The 1979 Soviet invasion of Afghanistan destabilized the social structure of the country, which allowed the opium production to grow at unprecedented rates. At the time, the USSR was concerned with drug trafficking from Afghanistan to Soviet territory, even speculating that the CIA was involved. As the war led to chaos, warlords flourished and opium started being used as a source of money for military equipment. According to Zbigniew Brzezinski, the United States of America were finally able to give the USSR an equivalent of the Vietnam War.

 

Considering the context, in the 80s, opium production switched countries, going from Pakistanto inside the Afghan territory. Contingent upon the withdrawal of the Soviet troops from the country, in 1989, there was a huge 

power gap created inside the country.

 

Making it possible for the creation of many coalitions, gangs, that were disputing the leadership of the country and used the poppy fields to finance their war dispenses. According to Greenstein and his pool theory this power gap could have been the leading factor into the creation of coalitions and gangs disputing for the power over the poppy fields. The preventive invasion of Afghanistan by the USSR was essential in the development of the opium market in Afghanistan. Although many might have seen this invasion as a tactic of the United States, it did deeply change and affect the inner political organization of the country, allowing for the rise of warlords and local leaders.

Considering the powerful effect of drugs on the human organism, it is the cheap alternative for countries such as Afghanistan to gain fast and easy money. Having been involved in a war with the USA since 2001 the opium market has been one of the critical elements holding the economy of the country together, creating a hegemon, Niall Ferguson, in Afghanistan. Moving more than $4 billion in exports makes it very clear for the world that the drug market became a powerful weapon for terrorist organizations to organize and quickly gather immense quantities of resources. Reports from the United Nations say that Afghanistan produces more than 90% of he opium stock of he world, surpassing all its opponents, such as Burma, for example. Afghanistan has turned into a drug dealing country, where money has more value than human life, strong indicators is the amount of land used for the poppy fields, surpassing by far other countries such as Colombia, Peru, Bolivia and Burma.

The opium production in Afghanistan involves an entire historical context, it cannot only be based on the Afghanistan War, 2001-2013, it starts back with the Soviet Invasion, 1979, where the opportunity for the rise of power of poorly minded gangs was allowed.
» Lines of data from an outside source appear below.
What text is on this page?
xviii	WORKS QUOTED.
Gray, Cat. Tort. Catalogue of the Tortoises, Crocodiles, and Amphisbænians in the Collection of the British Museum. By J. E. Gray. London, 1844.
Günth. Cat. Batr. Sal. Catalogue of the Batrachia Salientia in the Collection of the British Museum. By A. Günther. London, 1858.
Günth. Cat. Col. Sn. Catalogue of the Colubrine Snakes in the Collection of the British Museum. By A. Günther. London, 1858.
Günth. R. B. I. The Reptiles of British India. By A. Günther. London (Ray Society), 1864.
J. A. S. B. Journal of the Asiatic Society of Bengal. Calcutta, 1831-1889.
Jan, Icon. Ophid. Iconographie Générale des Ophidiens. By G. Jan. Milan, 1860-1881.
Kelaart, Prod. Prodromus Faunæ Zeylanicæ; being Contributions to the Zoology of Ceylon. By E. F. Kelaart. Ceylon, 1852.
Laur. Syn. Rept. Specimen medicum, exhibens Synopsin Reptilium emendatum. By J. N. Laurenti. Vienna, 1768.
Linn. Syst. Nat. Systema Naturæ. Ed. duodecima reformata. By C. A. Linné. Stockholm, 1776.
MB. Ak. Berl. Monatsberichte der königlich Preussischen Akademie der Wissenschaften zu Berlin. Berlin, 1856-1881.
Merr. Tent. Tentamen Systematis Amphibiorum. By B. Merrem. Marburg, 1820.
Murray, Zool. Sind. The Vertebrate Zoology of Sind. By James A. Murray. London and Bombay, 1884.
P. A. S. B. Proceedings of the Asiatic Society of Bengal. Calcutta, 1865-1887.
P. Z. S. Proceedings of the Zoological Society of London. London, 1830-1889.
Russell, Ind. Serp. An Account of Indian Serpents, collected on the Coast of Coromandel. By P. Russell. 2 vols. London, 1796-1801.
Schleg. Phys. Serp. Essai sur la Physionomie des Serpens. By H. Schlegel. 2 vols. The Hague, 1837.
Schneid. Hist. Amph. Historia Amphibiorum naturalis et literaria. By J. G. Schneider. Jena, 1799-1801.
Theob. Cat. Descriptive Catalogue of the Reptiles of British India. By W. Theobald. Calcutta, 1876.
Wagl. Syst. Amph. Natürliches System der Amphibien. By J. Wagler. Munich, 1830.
The conflict for power in Afghanistan was financed by the drug market and even until today is one of the easiest ways of getting fast money. Afghanistan became a fight in between the opium and the USA and USSR where the two last ones clearly had an advantage. Without any further and severe intervention there will be no reason for the country to stop its system. In order to save further victims of the drug dealing interventions to that region, the UN would have to be required and executed, and focus and on the “men in singular” (Hannah Arendt).